– Как так: мы с тобой разбредаемся в разные стороны, а потом обязательно возвращаемся?
– А мы действительно возвращаемся друг к другу? – ответила я вопросом на вопрос. – Или просто приходим сюда и лениво сталкиваемся нос к носу?
Он не ответил.
– Одиночество земли – особое одиночество, – сказал он.
– А отчего она одинока?
– Оттого, что абсолютно свободна, черт подери.
И с этими словами он испарился. Я сделала шаг, встала на место, где он только что стоял, ощутила тепло его присутствия. Ветер крепчал, неопознанные фрагменты мусора кружились в воздухе. Что-то надвигается, почуяла я.
Я вскочила с кровати, шатаясь, я была полностью одета. Думать все это время не переставала. Полусонная, влезла в ботинки, выволокла из дальнего угла кладовки резной испанский сундук. Он оброс патиной, как старое седло, в нем было много ящиков, наполненных вещами – как сакральными, так и теми, чье происхождение начисто вылетело из памяти.
Я нашла то, что искала, – фотокарточку английского грейхаунда с надписью “Фантом, 1971” на обороте. Она была заложена в потрепанную книгу Сэма Шепарда “Ястребиная Луна”, надписанную его рукой: “Если ты забываешь голод, твоя бошка ку-ку”. Я пошла в ванную умыться. На полу под раковиной валялась слегка размокшая книга – “Исповедь неполноценного человека”. Я ополоснула лицо, схватила блокнот и направилась в кафе ’Ino . Посреди Шестой авеню опомнилась.

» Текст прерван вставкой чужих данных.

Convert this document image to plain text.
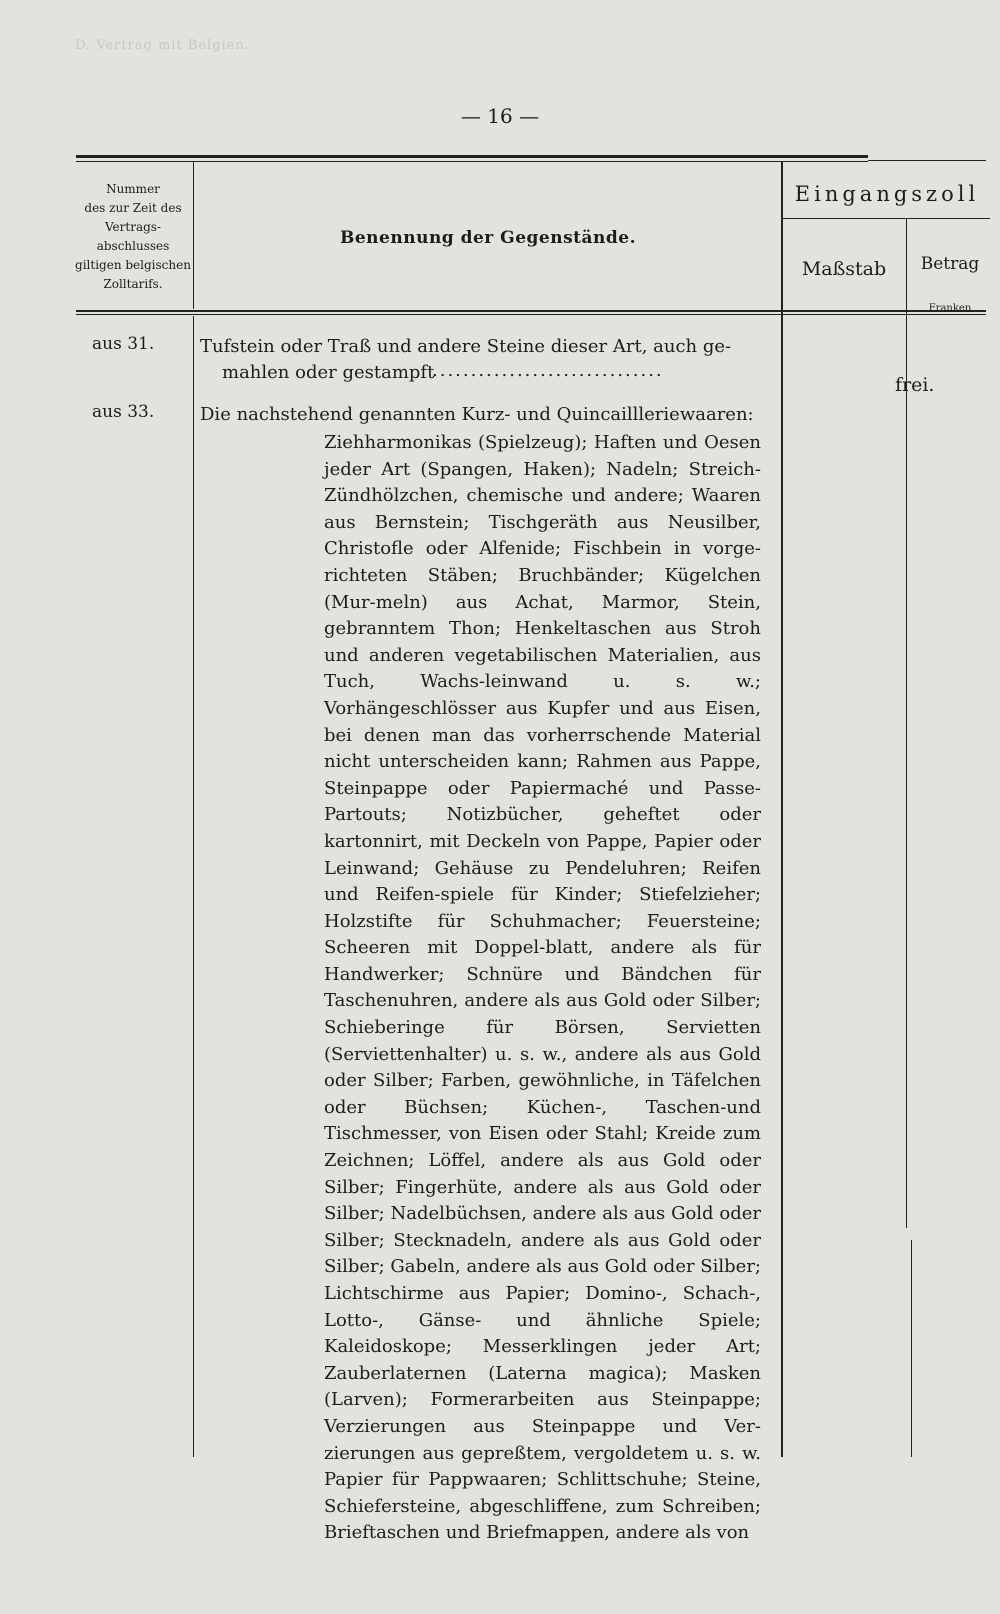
D. Vertrag mit Belgien.
— 16 —
Nummer
des zur Zeit des
Vertrags-
abschlusses
giltigen belgischen
Zolltarifs.
Benennung der Gegenstände.
Eingangszoll
Maßstab	Betrag
Franken
aus 31.	Tufstein oder Traß und andere Steine dieser Art, auch ge-
mahlen oder gestampft
..............................
frei.
aus 33.	Die nachstehend genannten Kurz- und Quincaillleriewaaren:
Ziehharmonikas (Spielzeug); Haften und Oesen jeder Art (Spangen, Haken); Nadeln; Streich-Zündhölzchen, chemische und andere; Waaren aus Bernstein; Tischgeräth aus Neusilber, Christofle oder Alfenide; Fischbein in vorge-richteten Stäben; Bruchbänder; Kügelchen (Mur-meln) aus Achat, Marmor, Stein, gebranntem Thon; Henkeltaschen aus Stroh und anderen vegetabilischen Materialien, aus Tuch, Wachs-leinwand u. s. w.; Vorhängeschlösser aus Kupfer und aus Eisen, bei denen man das vorherrschende Material nicht unterscheiden kann; Rahmen aus Pappe, Steinpappe oder Papiermaché und Passe-Partouts; Notizbücher, geheftet oder kartonnirt, mit Deckeln von Pappe, Papier oder Leinwand; Gehäuse zu Pendeluhren; Reifen und Reifen-spiele für Kinder; Stiefelzieher; Holzstifte für Schuhmacher; Feuersteine; Scheeren mit Doppel-blatt, andere als für Handwerker; Schnüre und Bändchen für Taschenuhren, andere als aus Gold oder Silber; Schieberinge für Börsen, Servietten (Serviettenhalter) u. s. w., andere als aus Gold oder Silber; Farben, gewöhnliche, in Täfelchen oder Büchsen; Küchen-, Taschen-und Tischmesser, von Eisen oder Stahl; Kreide zum Zeichnen; Löffel, andere als aus Gold oder Silber; Fingerhüte, andere als aus Gold oder Silber; Nadelbüchsen, andere als aus Gold oder Silber; Stecknadeln, andere als aus Gold oder Silber; Gabeln, andere als aus Gold oder Silber; Lichtschirme aus Papier; Domino-, Schach-, Lotto-, Gänse- und ähnliche Spiele; Kaleidoskope; Messerklingen jeder Art; Zauberlaternen (Laterna magica); Masken (Larven); Formerarbeiten aus Steinpappe; Verzierungen aus Steinpappe und Ver-zierungen aus gepreßtem, vergoldetem u. s. w. Papier für Pappwaaren; Schlittschuhe; Steine, Schiefersteine, abgeschliffene, zum Schreiben; Brieftaschen und Briefmappen, andere als von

Я стала проводить больше времени в “Данте”, но ходила туда от случая к случаю. По утрам просто брала кофе в кулинарии и сидела на своем крыльце. Размышляла о том, что мои утра в кафе ’Ino не только продлевали мою хворь, но и придавали ей лоск величия. Спасибо, сказала я. Я немножко пожила в своей собственной книге. В той, которую никогда даже не собиралась писать, в книге, где зафиксировано время, которое я перематывала то вперед, то назад. Я смотрела, как падает в море снег, я прошла по следам давно покинувшего нас путешественника. Заново пережила мгновения, которые благодаря своей недвусмысленности были само совершенство. Фред застегивает рубашку цвета хаки, в которой ходит в летную школу. Голуби возвращаются вить гнезда на нашем балконе. Наша дочь Джесс стоит передо мной, вытягивая вверх руки:
– Ой, мам, иногда я чувствую себя новорожденным деревом.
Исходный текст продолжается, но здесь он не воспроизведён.